Sur le papier, la matinée de ce mardi s’annonçait très longue, avec six témoins au programme : trois gendarmes, deux agents SNCF et un technicien de chez Orange, tous cités par la défense. Mais celle-ci n’est pas au complet : l’avocat Jérémie Assous, retenu à une autre audience, manque à l’appel. Claire Abello n’est pas là non plus. Cinq des six témoins, venus reraconter leurs premières constatations sur les voies ferrées sabotées de Dhuisy, en Seine-et-Marne, au matin du 8 novembre 2008, sont expédiés en une heure à peine. Sans apporter d’éléments déterminants par rapport à ce qui figure déjà dans le dossier.

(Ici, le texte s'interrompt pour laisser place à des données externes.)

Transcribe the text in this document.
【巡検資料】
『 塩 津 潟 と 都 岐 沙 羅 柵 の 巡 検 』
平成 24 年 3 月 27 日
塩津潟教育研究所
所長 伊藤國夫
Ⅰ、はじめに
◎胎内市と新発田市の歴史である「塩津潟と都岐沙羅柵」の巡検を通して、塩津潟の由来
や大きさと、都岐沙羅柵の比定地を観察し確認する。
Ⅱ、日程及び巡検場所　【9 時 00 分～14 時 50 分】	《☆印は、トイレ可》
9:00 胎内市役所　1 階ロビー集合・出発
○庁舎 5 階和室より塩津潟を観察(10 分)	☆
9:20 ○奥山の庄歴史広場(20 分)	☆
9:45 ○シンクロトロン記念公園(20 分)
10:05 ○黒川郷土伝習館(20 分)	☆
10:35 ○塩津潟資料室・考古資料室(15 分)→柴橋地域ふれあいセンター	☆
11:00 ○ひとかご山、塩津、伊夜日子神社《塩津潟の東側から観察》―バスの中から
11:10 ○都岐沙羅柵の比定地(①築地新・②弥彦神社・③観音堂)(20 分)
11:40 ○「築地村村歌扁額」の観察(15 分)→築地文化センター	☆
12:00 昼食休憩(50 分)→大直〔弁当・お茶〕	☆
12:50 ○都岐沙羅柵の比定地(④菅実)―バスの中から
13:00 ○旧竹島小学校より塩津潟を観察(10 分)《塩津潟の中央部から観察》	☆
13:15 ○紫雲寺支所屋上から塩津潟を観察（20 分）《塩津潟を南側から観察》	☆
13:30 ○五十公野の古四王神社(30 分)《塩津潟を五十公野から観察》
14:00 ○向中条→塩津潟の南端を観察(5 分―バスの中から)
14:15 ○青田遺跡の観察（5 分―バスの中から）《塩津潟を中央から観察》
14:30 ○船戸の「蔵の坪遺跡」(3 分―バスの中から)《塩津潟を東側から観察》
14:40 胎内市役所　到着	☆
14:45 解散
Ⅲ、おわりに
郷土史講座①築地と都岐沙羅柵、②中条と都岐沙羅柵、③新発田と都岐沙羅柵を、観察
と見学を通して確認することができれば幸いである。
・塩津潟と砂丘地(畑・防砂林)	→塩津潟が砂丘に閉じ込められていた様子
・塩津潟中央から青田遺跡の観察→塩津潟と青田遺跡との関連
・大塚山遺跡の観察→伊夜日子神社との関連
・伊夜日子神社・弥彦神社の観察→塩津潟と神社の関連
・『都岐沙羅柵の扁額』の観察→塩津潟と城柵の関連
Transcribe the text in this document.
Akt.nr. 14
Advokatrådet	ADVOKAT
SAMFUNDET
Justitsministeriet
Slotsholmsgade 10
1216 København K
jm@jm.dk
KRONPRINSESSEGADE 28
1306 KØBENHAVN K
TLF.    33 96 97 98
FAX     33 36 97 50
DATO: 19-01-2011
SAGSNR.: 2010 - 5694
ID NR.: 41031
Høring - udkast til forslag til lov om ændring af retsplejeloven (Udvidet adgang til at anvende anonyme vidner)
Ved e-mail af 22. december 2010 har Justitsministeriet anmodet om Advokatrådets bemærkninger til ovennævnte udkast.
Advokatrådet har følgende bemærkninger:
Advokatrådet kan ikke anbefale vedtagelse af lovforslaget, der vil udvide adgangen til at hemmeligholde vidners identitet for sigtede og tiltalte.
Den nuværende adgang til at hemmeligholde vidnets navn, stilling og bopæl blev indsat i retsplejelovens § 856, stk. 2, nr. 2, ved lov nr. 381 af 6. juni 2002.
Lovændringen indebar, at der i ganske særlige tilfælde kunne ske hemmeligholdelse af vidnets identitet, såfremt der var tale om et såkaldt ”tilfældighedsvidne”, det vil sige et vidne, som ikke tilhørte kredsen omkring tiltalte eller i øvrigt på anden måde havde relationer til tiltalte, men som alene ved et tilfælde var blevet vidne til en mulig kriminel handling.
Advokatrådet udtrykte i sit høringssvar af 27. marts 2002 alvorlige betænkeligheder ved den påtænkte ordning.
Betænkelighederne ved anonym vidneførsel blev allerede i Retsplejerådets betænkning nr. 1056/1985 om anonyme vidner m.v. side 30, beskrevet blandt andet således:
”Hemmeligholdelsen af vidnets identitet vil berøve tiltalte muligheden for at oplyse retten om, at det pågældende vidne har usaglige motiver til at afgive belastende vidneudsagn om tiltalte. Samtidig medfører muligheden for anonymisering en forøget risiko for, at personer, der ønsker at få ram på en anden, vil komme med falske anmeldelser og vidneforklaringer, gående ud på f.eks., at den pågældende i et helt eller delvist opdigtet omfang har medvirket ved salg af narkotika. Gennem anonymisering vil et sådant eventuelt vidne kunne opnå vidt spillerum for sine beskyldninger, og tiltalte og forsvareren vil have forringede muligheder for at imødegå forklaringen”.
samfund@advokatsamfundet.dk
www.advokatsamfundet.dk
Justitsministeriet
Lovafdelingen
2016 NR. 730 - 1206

Le sixième n’est pas là, et un vent de mystère plane sur son absence. En avril 2008, sept mois avant les arrestations, Gilles Cabus travaillait chez France Télécom (rebaptisé Orange depuis). À la demande des gérants de l’épicerie Le Magasin général, dont le terminal de carte bleue a des ratés, le technicien intervient à Tarnac pour tenter d’identifier le problème sur la ligne. Pour ce faire, il se rend avec son client au central téléphonique du coin, une sorte de cabane pleine de câbles. Gilles Cabus découvre une bretelle bizarre et débranche ces fils en trop, sans comprendre sur le moment qu’il s’agit d’une écoute administrative. À l’audience, Julien Coupat « regrette l’absence » du technicien, en expliquant qu’il a subi « des pressions professionnelles extrêmement lourdes » à la suite de cet épisode. Sous prétexte qu’il est « entré dans le local en présence du client » alors que c’est interdit, il a été sanctionné. Mathieu Burnel abonde dans son sens, voyant en Gilles Cabus « l’une des victimes très indirectes de cette affaire ». Le prévenu se dit « vraiment désolé qu’à cause de nous il ait eu tous ces ennuis ». Mais à 13 h 30 (alors que Jérémie Assous est revenu), Gilles Cabus arrive d’Ussel, en Corrèze, en parka et sac à dos. Il pensait avoir été convoqué l’après-midi. L’air fatigué, il raconte à nouveau son intervention, dément toute pression et parle d’un « simple avertissement ». L’effet retombe. Dans la foulée, deux autres agents de la SNCF et un policier de la brigade fluviale livrent des dépositions qui ne resteront pas dans les annales de ce procès.
David Dufresne, journaliste et auteur d’un livre dont des extraits sont versés au dossier, fait en revanche une entrée remarquée. La défense attend beaucoup de son témoignage, la présidente clairement moins – même si elle a lu l’ouvrage, comme à peu près tout le monde dans la salle bondée.